My thoughts through an airplane window

You know how you try to look out the window of an airplane and really strain to see everything beneath you? That’s how I felt as I flew to Lamu this past weekend. It’s much like looking out an airplane window. There’s so much in my brain and so much that I want to share, but I can’t quite fit it all into something coherent. I am approaching 7 weeks in Nairobi. It’s a bit of a relief at how fast time passes here, but it’s also a little difficult to grasp that this might all be over before I know it. There is still so much to be done! I have been learning to take it one day at a time and enjoy the little things that each day brings. Last week, I bought a bike. Biking to work and back each day is a small win. A big win would be for drivers to recognize the 4 foot rule for bikers – I don’t even get 4 inches. On the bright side, I am learning to appreciate the small things that I took for granted in the States. I am also appreciating the quirks and beautiful aspects of Kenya (which I am beginning to realize are endless).

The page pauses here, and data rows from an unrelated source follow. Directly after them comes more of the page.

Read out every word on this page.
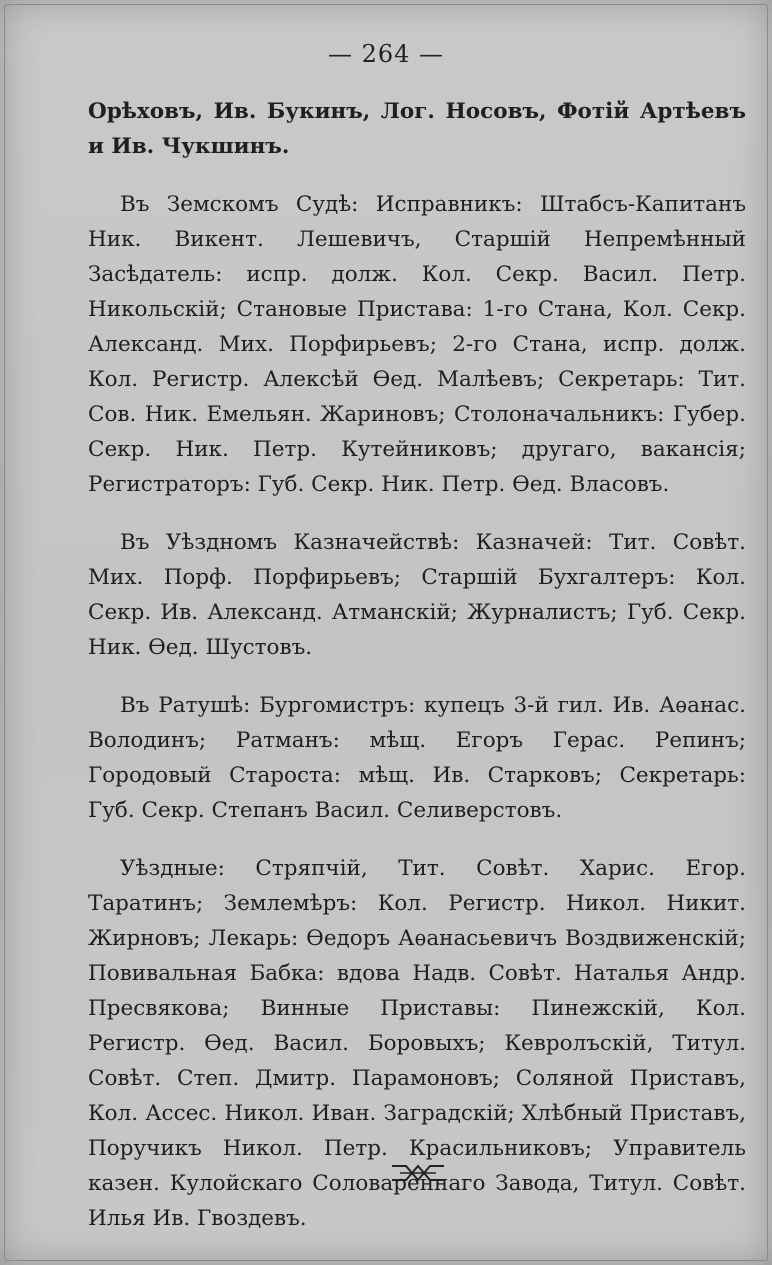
— 264 —

Орѣховъ, Ив. Букинъ, Лог. Носовъ, Фотій Артѣевъ и Ив. Чукшинъ.

Въ Земскомъ Судѣ: Исправникъ: Штабсъ-Капитанъ Ник. Викент. Лешевичъ, Старшій Непремѣнный Засѣдатель: испр. долж. Кол. Секр. Васил. Петр. Никольскій; Становые Пристава: 1-го Стана, Кол. Секр. Александ. Мих. Порфирьевъ; 2-го Стана, испр. долж. Кол. Регистр. Алексѣй Ѳед. Малѣевъ; Секретарь: Тит. Сов. Ник. Емельян. Жариновъ; Столоначальникъ: Губер. Секр. Ник. Петр. Кутейниковъ; другаго, вакансія; Регистраторъ: Губ. Секр. Ник. Петр. Ѳед. Власовъ.

Въ Уѣздномъ Казначействѣ: Казначей: Тит. Совѣт. Мих. Порф. Порфирьевъ; Старшій Бухгалтеръ: Кол. Секр. Ив. Александ. Атманскій; Журналистъ; Губ. Секр. Ник. Ѳед. Шустовъ.

Въ Ратушѣ: Бургомистръ: купецъ 3-й гил. Ив. Аѳанас. Володинъ; Ратманъ: мѣщ. Егоръ Герас. Репинъ; Городовый Староста: мѣщ. Ив. Старковъ; Секретарь: Губ. Секр. Степанъ Васил. Селиверстовъ.

Уѣздные: Стряпчій, Тит. Совѣт. Харис. Егор. Таратинъ; Землемѣръ: Кол. Регистр. Никол. Никит. Жирновъ; Лекарь: Ѳедоръ Аѳанасьевичъ Воздвиженскій; Повивальная Бабка: вдова Надв. Совѣт. Наталья Андр. Пресвякова; Винные Приставы: Пинежскій, Кол. Регистр. Ѳед. Васил. Боровыхъ; Кевролъскій, Титул. Совѣт. Степ. Дмитр. Парамоновъ; Соляной Приставъ, Кол. Ассес. Никол. Иван. Заградскій; Хлѣбный Приставъ, Поручикъ Никол. Петр. Красильниковъ; Управитель казен. Кулойскаго Соловареннаго Завода, Титул. Совѣт. Илья Ив. Гвоздевъ.
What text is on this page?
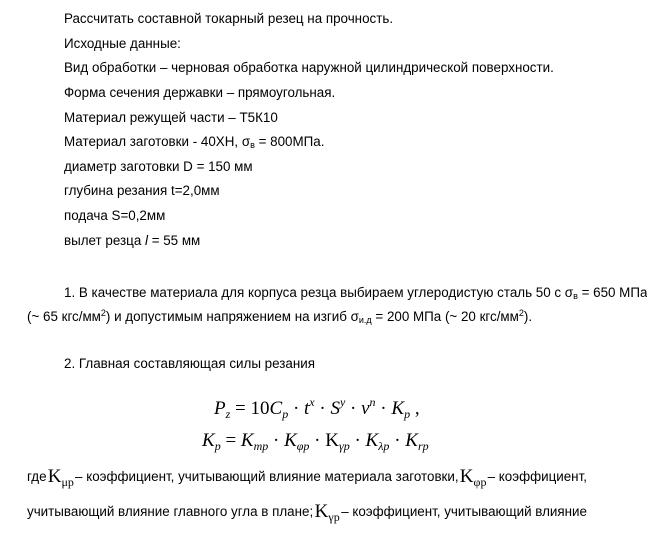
Рассчитать составной токарный резец на прочность.
Исходные данные:
Вид обработки – черновая обработка наружной цилиндрической поверхности.
Форма сечения державки – прямоугольная.
Материал режущей части – Т5К10
Материал заготовки - 40ХН, $\sigma_в = 800МПа$.
диаметр заготовки D = 150 мм
глубина резания t=2,0мм
подача S=0,2мм
вылет резца l = 55 мм
1. В качестве материала для корпуса резца выбираем углеродистую сталь 50 с $\sigma_в = 650$ МПа
(~ 65 кгс/$мм^2$) и допустимым напряжением на изгиб $\sigma_{и.д} = 200$ МПа (~ 20 кгс/$мм^2$).
2. Главная составляющая силы резания
$P_z = 10C_p \cdot t^x \cdot S^y \cdot v^n \cdot K_p$ ,
$K_p = K_{mp} \cdot K_{\varphi p} \cdot K_{\gamma p} \cdot K_{\lambda p} \cdot K_{rp}$
где $K_{\mu p}$ – коэффициент, учитывающий влияние материала заготовки, $K_{\varphi p}$ – коэффициент,
учитывающий влияние главного угла в плане; $K_{\gamma p}$ – коэффициент, учитывающий влияние
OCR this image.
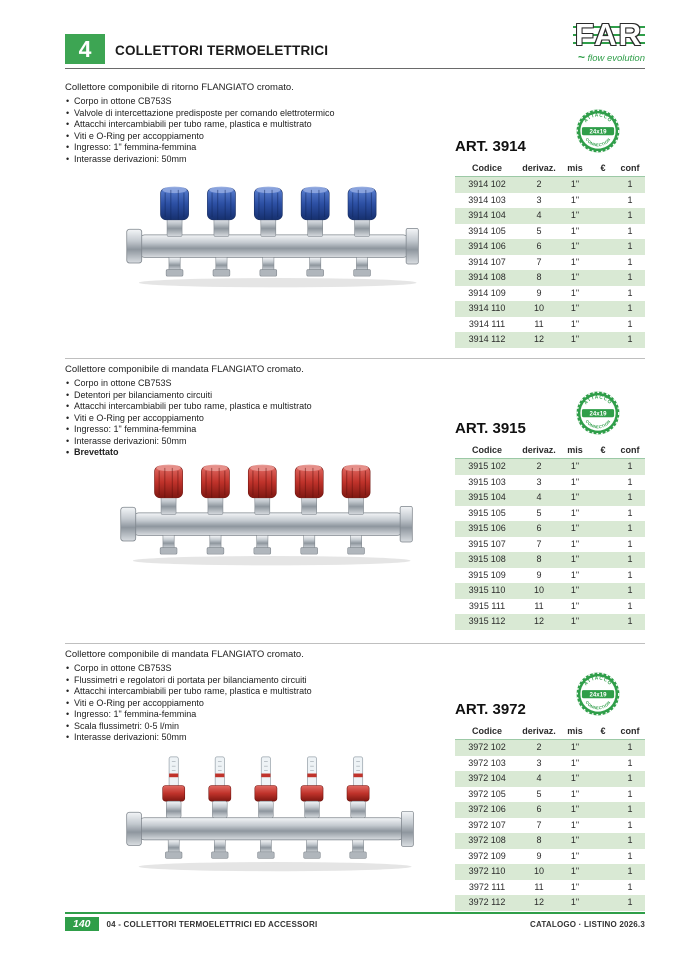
4	COLLETTORI TERMOELETTRICI	FAR
~ flow evolution

Collettore componibile di ritorno FLANGIATO cromato.

• Corpo in ottone CB753S
• Valvole di intercettazione predisposte per comando elettrotermico
• Attacchi intercambiabili per tubo rame, plastica e multistrato
• Viti e O-Ring per accoppiamento
• Ingresso: 1" femmina-femmina
• Interasse derivazioni: 50mm
ATTACCO
24x19
CONNECTION
ART. 3914
Codice	derivaz.	mis	€	conf
3914 102	2	1"		1
3914 103	3	1"		1
3914 104	4	1"		1
3914 105	5	1"		1
3914 106	6	1"		1
3914 107	7	1"		1
3914 108	8	1"		1
3914 109	9	1"		1
3914 110	10	1"		1
3914 111	11	1"		1
3914 112	12	1"		1

Collettore componibile di mandata FLANGIATO cromato.

• Corpo in ottone CB753S
• Detentori per bilanciamento circuiti
• Attacchi intercambiabili per tubo rame, plastica e multistrato
• Viti e O-Ring per accoppiamento
• Ingresso: 1" femmina-femmina
• Interasse derivazioni: 50mm
• Brevettato
ATTACCO
24x19
CONNECTION
ART. 3915
Codice	derivaz.	mis	€	conf
3915 102	2	1"		1
3915 103	3	1"		1
3915 104	4	1"		1
3915 105	5	1"		1
3915 106	6	1"		1
3915 107	7	1"		1
3915 108	8	1"		1
3915 109	9	1"		1
3915 110	10	1"		1
3915 111	11	1"		1
3915 112	12	1"		1

Collettore componibile di mandata FLANGIATO cromato.

• Corpo in ottone CB753S
• Flussimetri e regolatori di portata per bilanciamento circuiti
• Attacchi intercambiabili per tubo rame, plastica e multistrato
• Viti e O-Ring per accoppiamento
• Ingresso: 1" femmina-femmina
• Scala flussimetri: 0-5 l/min
• Interasse derivazioni: 50mm
ATTACCO
24x19
CONNECTION
ART. 3972
Codice	derivaz.	mis	€	conf
3972 102	2	1"		1
3972 103	3	1"		1
3972 104	4	1"		1
3972 105	5	1"		1
3972 106	6	1"		1
3972 107	7	1"		1
3972 108	8	1"		1
3972 109	9	1"		1
3972 110	10	1"		1
3972 111	11	1"		1
3972 112	12	1"		1
140	04 - COLLETTORI TERMOELETTRICI ED ACCESSORI	CATALOGO · LISTINO 2026.3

Last weekend, I went to the coast with two friends. We took a short flight (less than 2 hours), stopping in Malindi, and then landing at Manda Airport. As we flew over the fields of Kenya, I thought about everyone who discouraged us from driving to the coast. Then I thought about all of the people we were flying over, who didn’t have the luxury of flying. The same people who likely can’t just pick up and leave Kenya whenever they want. During the moments when I am feeling sorry for myself and missing home, I try to remind myself of how good I have it. I have several places back in the States that I could potentially call home if I needed to. I try to remember to be grateful for the loved ones at home, the home-cooked meals that await, the freedom, and the ability to go, almost, anywhere in the world. I haven’t had this much alone time in years, and it really turns you into a bit of a [wanna-be] philosopher.

Lamu is a beautiful place. Several people warned us about it being too dangerous for tourists, however, being there was the most relaxed I’ve felt in a long time. The danger is mostly along the Somali border, and Lamu Island itself has been peaceful for some time. The oldest Swahili settlement, Lamu is full of old Arab-style buildings, mosques, verandas, and even a central courtyard where the town people gather in the evenings to watch the news on a projector (this is how we learned of the six simbas (lions) that wandered out into the city from Nairobi National Park) and play a game of bao. The mosques have loudspeakers from which they announce a call to prayer as early as 4:45am. Everyone we passed on the street said, “Jambo (hello) or Karibu (welcome)!” Along the waterfront, sailors tried to take us for a ride on their dhow (wooden boat). We went snorkeling on a 100+ year-old dhow, ate fresh fish grilled on the boat, ate dinner at a local family’s house (and enjoyed a post-dinner serenade), and drank lots of baobab juice and fresh coconut water. Most of all, we felt so welcome there. One day as I walked down the street, a little boy, maybe 5 years-old, kissed his hands and took mine in his. It was really special, and made me wonder how a small town in the US would react to African foreigners visiting…(I think we already know the answer, thanks to Trump, please don’t vote for him).

My days are still a fluctuation of highs and lows. After returning from the coast, I fell sick and that led to a string of days of feeling pretty miserable and wishing my mom were closer (my roommate, Nuri, came to my rescue with homemade soup). Not to worry, I am feeling better, and it was another good lesson in what I take for granted in the States; where such small wins wouldn’t make me so irrationally happy, and where I sometimes lose sight of the beauty of humanity.